Ese día de la Santa Cruz, María se acomidió a ayudar, y mientras se introducía en la cocina de la humilde casa, se topó con un joven, el hijo menor de Agustín Palomino, de nombre Martín Palomino. Él inmediatamente quedó asombrado ante la belleza de María, sus ojos trigueños y picarescos, sobresalían de aquel terso rostro bronceado. María por su parte, no le desagradó la presencia física de Martín, sobretodo por su porte, aunque se veía que era un poco tímido.

Al momento en que pretendían entablar una conversación ambos, fueron interrumpidos por Don Vicente, quien rogaba a María se retiraran. En ningún momento los jóvenes flechados cruzaron palabra alguna pero tanto uno como el otro sabían que algo acababa de sucederles.

Cuando María llegó a casa en compañía de su padre, éste la reprendió diciéndole que procurara no avergonzarlo nunca más, ya que fue prevenido por su amigo Don José María Anguiano de que ella estaba con un “indio”, lo que lo había puesto en una situación muy indigna, interrogándola sobre: ¿qué pensarían sus amistades si la vieran platicando con esa clase de gente?...

El tiempo pasó, y José Agustín Palomino había quedado con una gran deuda, ya que los ahorros de todo el año, incluyendo un préstamo que le habían hecho dando como respaldo las escrituras de sus terrenos, los había gastado en la mencionada celebración a la Santa Cruz. No sabía a quién recurrir, ya que Don José María Anguiano, que era al único que conocía que lo podría ayudar, era justamente a él al que le debía el dinero. Entonces se acordó de Don Vicente Manzano, y fue a verlo. Comentándole lo que le había pasado, Don Vicente accedió a hacerle un nuevo préstamo para cubrir sus deudas, pero la garantía fue la misma: las escrituras de sus terrenos.

Al cabo de un año, Don Vicente pasó a ser dueño de toda la proporción de tierra denominada “Sochule”, quedándole a los Palomino la fracción más accidentada, llamada “Cuascomate”, ambos predios dentro de lo que hoy conocemos como “Las Peñas”. Lo que más atrajo a Don Vicente sobre las tierras, fue la existencia de un arroyo de aguas corrientes, y de que contaba con una gran parcela en donde se cosechaba el maíz en gran abundancia. Inmediatamente se puso a trabajar en algo que le traería bastantes ganancias, utilizando los beneficios físicos y geográficos del terreno... un molino para la elaboración de la harina de trigo.

Por todos es sabido que los españoles desconocían el maíz, y el cereal que ellos utilizaban como parte esencial de su dieta era el trigo, y puesto que la región estaba habitada por varios españoles que aún no se acostumbraban al maíz, la idea de Don Vicente era fructífera, ya que los molinos, de similares características, más cercanos a la región se localizaban en Tamazula de San Francisco.

Habían pasado cerca de dos años.

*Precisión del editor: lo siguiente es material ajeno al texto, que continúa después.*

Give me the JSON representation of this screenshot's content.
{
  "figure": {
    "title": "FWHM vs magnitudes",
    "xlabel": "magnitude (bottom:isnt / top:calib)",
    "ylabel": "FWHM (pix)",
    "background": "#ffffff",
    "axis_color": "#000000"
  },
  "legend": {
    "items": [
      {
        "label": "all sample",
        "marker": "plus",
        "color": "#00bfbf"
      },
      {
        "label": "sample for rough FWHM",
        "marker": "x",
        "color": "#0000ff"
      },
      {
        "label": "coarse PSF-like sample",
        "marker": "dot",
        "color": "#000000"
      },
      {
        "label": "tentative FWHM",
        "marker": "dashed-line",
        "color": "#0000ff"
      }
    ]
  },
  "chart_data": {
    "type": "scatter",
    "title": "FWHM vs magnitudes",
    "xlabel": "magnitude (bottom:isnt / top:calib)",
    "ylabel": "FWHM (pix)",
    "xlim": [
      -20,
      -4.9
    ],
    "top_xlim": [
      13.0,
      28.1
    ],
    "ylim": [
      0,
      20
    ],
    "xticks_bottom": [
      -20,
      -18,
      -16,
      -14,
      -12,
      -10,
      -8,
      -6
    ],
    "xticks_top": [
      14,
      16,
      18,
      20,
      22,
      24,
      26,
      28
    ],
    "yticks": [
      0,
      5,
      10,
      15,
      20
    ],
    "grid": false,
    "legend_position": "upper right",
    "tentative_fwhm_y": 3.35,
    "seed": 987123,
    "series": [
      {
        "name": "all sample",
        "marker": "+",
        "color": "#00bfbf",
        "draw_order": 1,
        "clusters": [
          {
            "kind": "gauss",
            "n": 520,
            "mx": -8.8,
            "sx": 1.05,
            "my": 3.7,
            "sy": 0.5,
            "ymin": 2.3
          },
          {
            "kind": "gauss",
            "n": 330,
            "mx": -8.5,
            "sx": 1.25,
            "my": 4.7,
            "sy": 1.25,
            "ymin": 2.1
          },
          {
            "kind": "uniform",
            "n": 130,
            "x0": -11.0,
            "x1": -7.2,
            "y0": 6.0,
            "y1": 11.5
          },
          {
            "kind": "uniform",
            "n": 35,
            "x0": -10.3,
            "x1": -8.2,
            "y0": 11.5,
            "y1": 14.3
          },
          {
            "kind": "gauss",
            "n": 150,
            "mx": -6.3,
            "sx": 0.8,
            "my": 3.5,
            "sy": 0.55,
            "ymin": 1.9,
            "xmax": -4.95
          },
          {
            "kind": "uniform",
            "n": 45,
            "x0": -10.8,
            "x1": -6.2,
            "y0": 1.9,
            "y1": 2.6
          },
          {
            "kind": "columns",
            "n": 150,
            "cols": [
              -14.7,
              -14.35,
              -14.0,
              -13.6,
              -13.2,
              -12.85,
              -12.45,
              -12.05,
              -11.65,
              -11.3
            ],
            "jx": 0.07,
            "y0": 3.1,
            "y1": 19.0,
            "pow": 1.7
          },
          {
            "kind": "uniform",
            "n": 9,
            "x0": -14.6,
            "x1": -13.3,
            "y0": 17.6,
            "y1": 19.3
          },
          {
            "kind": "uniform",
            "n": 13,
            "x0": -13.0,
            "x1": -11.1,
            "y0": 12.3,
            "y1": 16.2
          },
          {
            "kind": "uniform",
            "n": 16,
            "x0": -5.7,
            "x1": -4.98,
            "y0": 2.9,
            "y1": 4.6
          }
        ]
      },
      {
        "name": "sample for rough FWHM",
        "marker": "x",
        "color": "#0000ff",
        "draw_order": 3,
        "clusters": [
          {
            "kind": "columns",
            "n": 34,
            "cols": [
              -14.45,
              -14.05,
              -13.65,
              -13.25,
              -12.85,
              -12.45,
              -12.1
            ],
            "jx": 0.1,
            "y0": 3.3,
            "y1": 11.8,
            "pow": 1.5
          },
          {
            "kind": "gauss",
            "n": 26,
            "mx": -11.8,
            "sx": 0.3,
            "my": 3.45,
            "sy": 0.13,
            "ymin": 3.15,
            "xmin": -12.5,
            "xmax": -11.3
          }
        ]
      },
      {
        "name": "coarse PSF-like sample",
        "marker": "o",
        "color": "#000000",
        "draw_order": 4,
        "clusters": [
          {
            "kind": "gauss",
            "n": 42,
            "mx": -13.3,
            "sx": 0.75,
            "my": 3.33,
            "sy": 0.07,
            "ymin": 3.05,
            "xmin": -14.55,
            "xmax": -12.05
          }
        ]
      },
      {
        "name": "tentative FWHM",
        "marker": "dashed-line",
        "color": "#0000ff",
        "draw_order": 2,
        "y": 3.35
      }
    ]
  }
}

El molino, recién puesto en servicio, era la sensación. Contaba con dos cubus, el mayor molía nada más dos veces al año, cuando el abundoso producto de las tierras de Don Vicente, ya cosechado y trillado, tenía que entrar al proceso harinero, y no se daban abasto con uno solo. El menor molía prácticamente todo el año, ya que además se rentaba para las cosechas de otros productores que, por supuesto, también eran españoles.

Martín trabajaba como mozo en el molino, al cual constantemente asistía María, ya que quería mucho a su padre y trataba de estar el más tiempo posible con él, además de que disfrutaba mucho del campo. María y Martín desde aquel día de la Santa Cruz en que se conocieron prácticamente se enamoraron. El atractivo que sentían ambos lo tenían que callar, ya que era imposible pensar en alguna relación, y menos contar con la autorización de Don Vicente.

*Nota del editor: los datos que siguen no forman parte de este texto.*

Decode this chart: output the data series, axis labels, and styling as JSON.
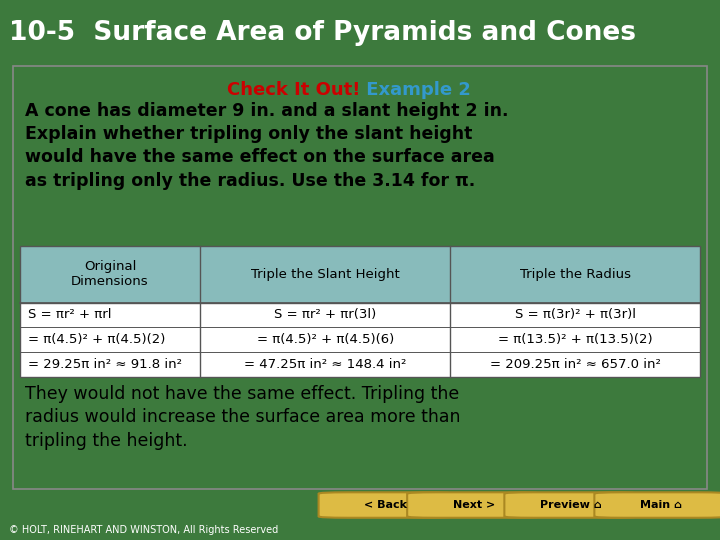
{
  "title": "10-5  Surface Area of Pyramids and Cones",
  "title_bg": "#1c1c1c",
  "title_color": "#ffffff",
  "title_fontsize": 19,
  "check_it_out": "Check It Out!",
  "check_color": "#cc0000",
  "example": " Example 2",
  "example_color": "#3399cc",
  "subtitle_fontsize": 13,
  "body_text": "A cone has diameter 9 in. and a slant height 2 in.\nExplain whether tripling only the slant height\nwould have the same effect on the surface area\nas tripling only the radius. Use the 3.14 for π.",
  "body_fontsize": 12.5,
  "table_header_bg": "#88bbbb",
  "table_header_color": "#000000",
  "table_bg": "#ffffff",
  "table_border": "#555555",
  "col_headers": [
    "Original\nDimensions",
    "Triple the Slant Height",
    "Triple the Radius"
  ],
  "col1": [
    "S = πr² + πrl",
    "= π(4.5)² + π(4.5)(2)",
    "= 29.25π in² ≈ 91.8 in²"
  ],
  "col2": [
    "S = πr² + πr(3l)",
    "= π(4.5)² + π(4.5)(6)",
    "= 47.25π in² ≈ 148.4 in²"
  ],
  "col3": [
    "S = π(3r)² + π(3r)l",
    "= π(13.5)² + π(13.5)(2)",
    "= 209.25π in² ≈ 657.0 in²"
  ],
  "conclusion": "They would not have the same effect. Tripling the\nradius would increase the surface area more than\ntripling the height.",
  "conclusion_fontsize": 12.5,
  "main_bg": "#ffffff",
  "outer_bg": "#3d7a3d",
  "footer_text": "© HOLT, RINEHART AND WINSTON, All Rights Reserved",
  "footer_bg": "#111111",
  "nav_buttons": [
    "< Back",
    "Next >",
    "Preview ⌂",
    "Main ⌂"
  ],
  "nav_bg": "#ddbb44",
  "nav_color": "#000000",
  "nav_border": "#aa8822"
}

Un buen día, María se decidió a hablar, haciendo algo poco convencional para la época, declararle su amor a Martín. Martín, por su lado, tartamudeando y sonrojado le hacía saber lo mismo. Su amor, desde el día en que se conocieron, no había perdido intensidad, y menos ahora que sabían que eran mutuamente correspondidos.

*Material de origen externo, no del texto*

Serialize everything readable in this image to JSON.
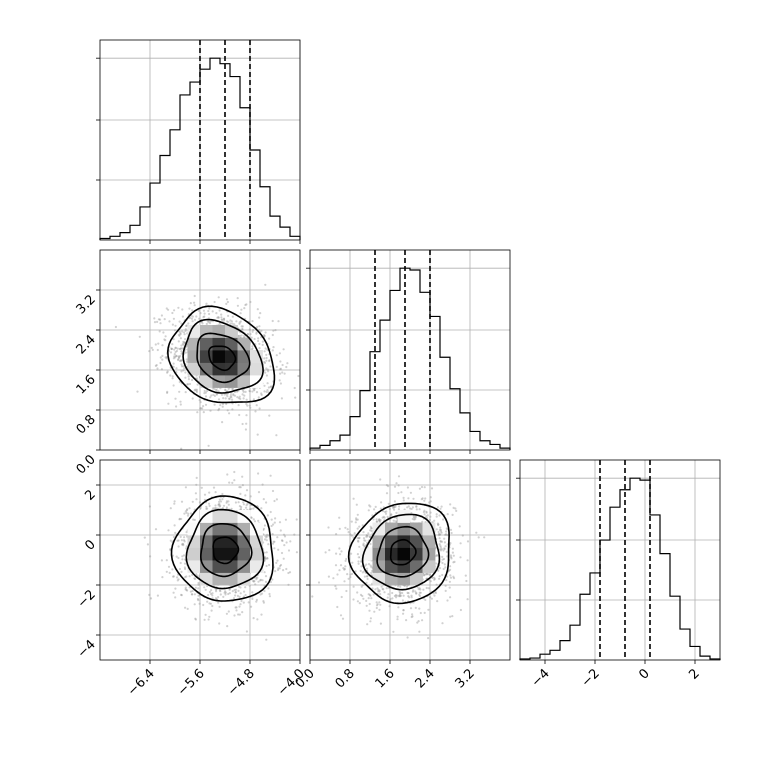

Pasaron los días, y con el pretexto de diario, María y Martín trataban de aprovechar el mayor tiempo juntos entre las sementeras doradas del trigo. Sin embargo, Don Vicente, como todos los padres que se preocupan por el bienestar de sus hijos, sabía lo que estaba pasando y pensaba en la vergüenza y la desdicha de verse tachados por la implacable sociedad española del pueblo, y no lo permitiría, tendría que detener aquel fuego amoroso antes de enfrentar las consecuencias que la sociedad impondría ante tal osadía. Entonces maquinó un plan, un plan que acabaría para siempre con aquel amor, que a pesar de ser tan puro, para otros no era así.

Una noche citó a Martín, ya que le comentó que algo no estaba en perfectas condiciones, que de repente de escuchaba un ruido extraño en la estructura de madera mientras se hacía la molienda. Martín acudió y Don Vicente le dijo que se introdujera al infierno del cubu más pequeño, es decir, a la parte baja del cuarto de la molienda. María acompañó a su padre, ya que éste quería que se diera cuenta de lo que iba a pasar esa noche...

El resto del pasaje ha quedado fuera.